How a Table Gets Made

One of the best things about being a custom woodworker is that I get to work with great people.

I recently made a 70″ round sycamore table for Steve and Andrea Luebbert here in St. Louis, and it was a great experience. The process of making their custom table is a perfect illustration of how things work here at David Stine Woodworking. Here is how a table gets made:

1. Though many people find me on the Internet,  I meet most of my clients at shows and events or through referrals from existing clients. I met the Luebberts at an event in St. Louis. The process started when they later contacted me about making a round table for them. They had a specific size in mind, and I came up with a design and sent them a sketch. We then met and discussed details and came up with a final sketch over the course of a week or so:

Sketch for the round table

 

2. After they approved the design they came out to the farm and wood shop to choose their wood species and their boards. They chose sycamore for their table, a beautiful choice. To make the table, I used three sister boards.

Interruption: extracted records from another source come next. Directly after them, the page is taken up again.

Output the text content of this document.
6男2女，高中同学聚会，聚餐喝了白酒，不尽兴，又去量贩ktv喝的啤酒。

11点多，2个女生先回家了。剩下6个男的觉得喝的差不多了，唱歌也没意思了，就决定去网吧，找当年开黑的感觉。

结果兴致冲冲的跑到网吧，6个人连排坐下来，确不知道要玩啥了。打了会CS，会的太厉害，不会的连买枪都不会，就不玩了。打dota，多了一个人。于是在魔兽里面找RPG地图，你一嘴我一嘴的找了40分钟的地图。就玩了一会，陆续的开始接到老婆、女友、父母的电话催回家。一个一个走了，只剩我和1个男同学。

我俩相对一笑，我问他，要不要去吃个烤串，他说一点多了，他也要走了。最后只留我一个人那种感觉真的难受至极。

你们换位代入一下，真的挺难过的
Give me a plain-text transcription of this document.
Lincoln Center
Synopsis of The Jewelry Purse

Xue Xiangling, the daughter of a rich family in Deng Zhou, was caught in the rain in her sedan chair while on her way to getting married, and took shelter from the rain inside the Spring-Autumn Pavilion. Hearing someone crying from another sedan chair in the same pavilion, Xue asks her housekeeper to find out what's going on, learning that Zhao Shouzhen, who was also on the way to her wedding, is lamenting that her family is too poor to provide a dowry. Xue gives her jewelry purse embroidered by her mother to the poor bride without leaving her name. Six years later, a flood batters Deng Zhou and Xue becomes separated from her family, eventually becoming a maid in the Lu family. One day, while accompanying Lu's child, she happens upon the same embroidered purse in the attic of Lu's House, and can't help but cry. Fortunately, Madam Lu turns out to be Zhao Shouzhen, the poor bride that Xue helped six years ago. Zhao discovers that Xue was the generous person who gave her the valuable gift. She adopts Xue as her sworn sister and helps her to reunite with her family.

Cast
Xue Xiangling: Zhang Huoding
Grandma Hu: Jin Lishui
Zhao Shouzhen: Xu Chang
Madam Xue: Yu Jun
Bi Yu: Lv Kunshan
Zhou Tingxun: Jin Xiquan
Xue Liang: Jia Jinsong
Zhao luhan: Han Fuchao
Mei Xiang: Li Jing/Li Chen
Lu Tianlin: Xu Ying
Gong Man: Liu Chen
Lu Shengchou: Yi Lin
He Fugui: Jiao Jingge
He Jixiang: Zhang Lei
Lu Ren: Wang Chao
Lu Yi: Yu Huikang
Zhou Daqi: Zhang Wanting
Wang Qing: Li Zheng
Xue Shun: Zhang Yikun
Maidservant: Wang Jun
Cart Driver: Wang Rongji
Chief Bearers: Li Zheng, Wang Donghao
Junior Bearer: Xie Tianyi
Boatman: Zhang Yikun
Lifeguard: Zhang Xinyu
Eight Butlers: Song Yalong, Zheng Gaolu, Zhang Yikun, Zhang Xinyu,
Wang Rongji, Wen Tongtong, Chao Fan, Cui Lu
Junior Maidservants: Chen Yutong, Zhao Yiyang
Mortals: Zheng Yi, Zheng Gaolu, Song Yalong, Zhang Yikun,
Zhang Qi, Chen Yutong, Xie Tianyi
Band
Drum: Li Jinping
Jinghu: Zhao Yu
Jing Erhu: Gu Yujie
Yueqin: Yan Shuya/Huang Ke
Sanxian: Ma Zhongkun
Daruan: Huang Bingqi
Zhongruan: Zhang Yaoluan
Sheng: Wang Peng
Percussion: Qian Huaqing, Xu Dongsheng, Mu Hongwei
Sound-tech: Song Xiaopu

The wood was sustainably harvested and milled last year, and the boards were dried and ready for the right project:

sawing sycamore copy

Sycamore slab

 

3. After the boards were chosen they were sawed, planed, and glued together:

The boards are glued and clamped together.

 

4. After a few days of drying, the boards were flattened further then cut into the rough circle of the table top:

4. cutting

 

5. Then, the top was sanded to a smooth finish:

5. sanded

 

6. The hallmark of a David Stine piece is the finish. Hand-rubbed linseed oil is my preferred finish, and I use about 20 coats in all, meticulously applied by hand day after day until the finish is smooth as silk. Why linseed oil? Linseed oil is natural and clear. It doesn’t change the color of the wood; rather, it enhances and protects it. When applied correctly, it forms a durable, naturally waterproof finish, one that brings out the natural beauty of the wood. On this piece the Luebberts wanted a darker tone so I stained the piece before applying the linseed oil.

6. oiled

 

7. The clients chose a simple pedestal base, also of sycamore. Here’s the table, all done and ready for delivery:

7. round table final

 

And that’s how it’s done here at Stine Woodworking!